By Zoha Waseem:
With Iran-backed Houthi rebels advancing in Yemen, the Kingdom of Saudi Arabia (KSA) has called upon its trusted and indebted partner Pakistan for support in so-called ‘Operation Decisive Storm’. There has been much speculation over the last few days as to what sort of support Islamabad is considering on providing Riyadh, with whom it has both a military partnership as well as an ideological relationship.
Reports from Saudi Arabia were quick to suggest that Pakistan may be joining the Riyadh-led coalition against Houthis. Pakistan’s Defence Minister Khwaja Asif did all but deny this when he said, ‘Pakistan has pledged to defend Saudi Arabia in case of a threat to the territorial integrity and security of a friendly country’. Foreign Office spokesman Tasnim Aslam took the podium to ease tensions within the country, only to admit that such an option was still under examination. Following a high-profile meeting between Prime Minister Nawaz Sharif, COAS Raheel Sharif, DG ISI Rizwan Akhtar, and Khwaja Asif, it was revealed that a ‘threat to Saudi territorial integrity would evoke a strong response from Pakistan’. To add to the confusion, it was also reported that Pakistani and Saudi forces have been conducting joint military exercises near the Yemeni border. Furthermore, a graphic of key players involved in ‘Decisive Storm’ released by Saudi media, suggested that Pakistani warships and air support have already been provided to KSA.

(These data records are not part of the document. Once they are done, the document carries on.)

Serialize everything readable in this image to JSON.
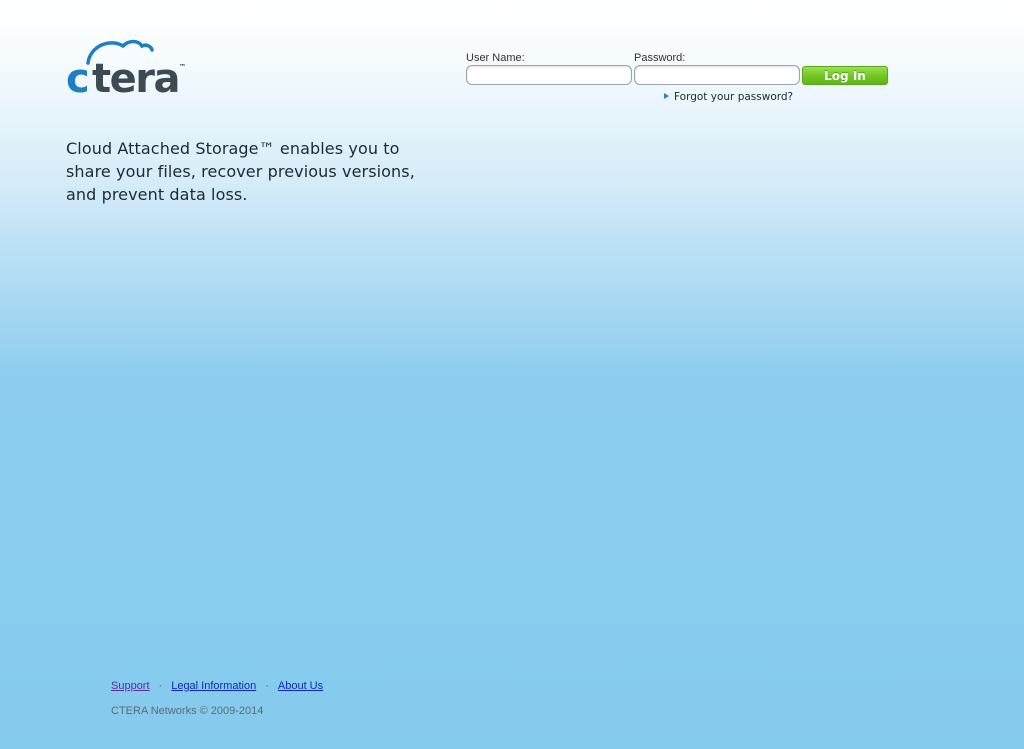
{
  "logo": {
    "text": "ctera",
    "trademark": "™",
    "colors": {
      "c": "#1f7fc4",
      "tera": "#3d4a53",
      "cloud": "#1f7fc4"
    }
  },
  "tagline": "Cloud Attached Storage™ enables you to share your files, recover previous versions, and prevent data loss.",
  "login": {
    "username_label": "User Name:",
    "username_value": "",
    "password_label": "Password:",
    "password_value": "",
    "button_label": "Log In",
    "forgot_label": "Forgot your password?",
    "button_color": "#74c826",
    "arrow_color": "#1f86d1"
  },
  "footer": {
    "links": {
      "support": "Support",
      "legal": "Legal Information",
      "about": "About Us"
    },
    "separator": "·",
    "copyright": "CTERA Networks © 2009-2014"
  }
}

A delegation inclusive of the Defence Minister, the National Security Advisor Sartaj Aziz and representatives of the Pakistani army, arrived in Saudi Arabia on 31 March. Last week, Khwaja Asif had backtracked on the gravity of the situation, stating that the government is still undecided and that the Parliament will be taken into confidence, all the while stressing Pakistan’s brotherly relations with Saudi Arabia. For its part, the Parliament appears to be leaning towards a ‘no boots’ stance.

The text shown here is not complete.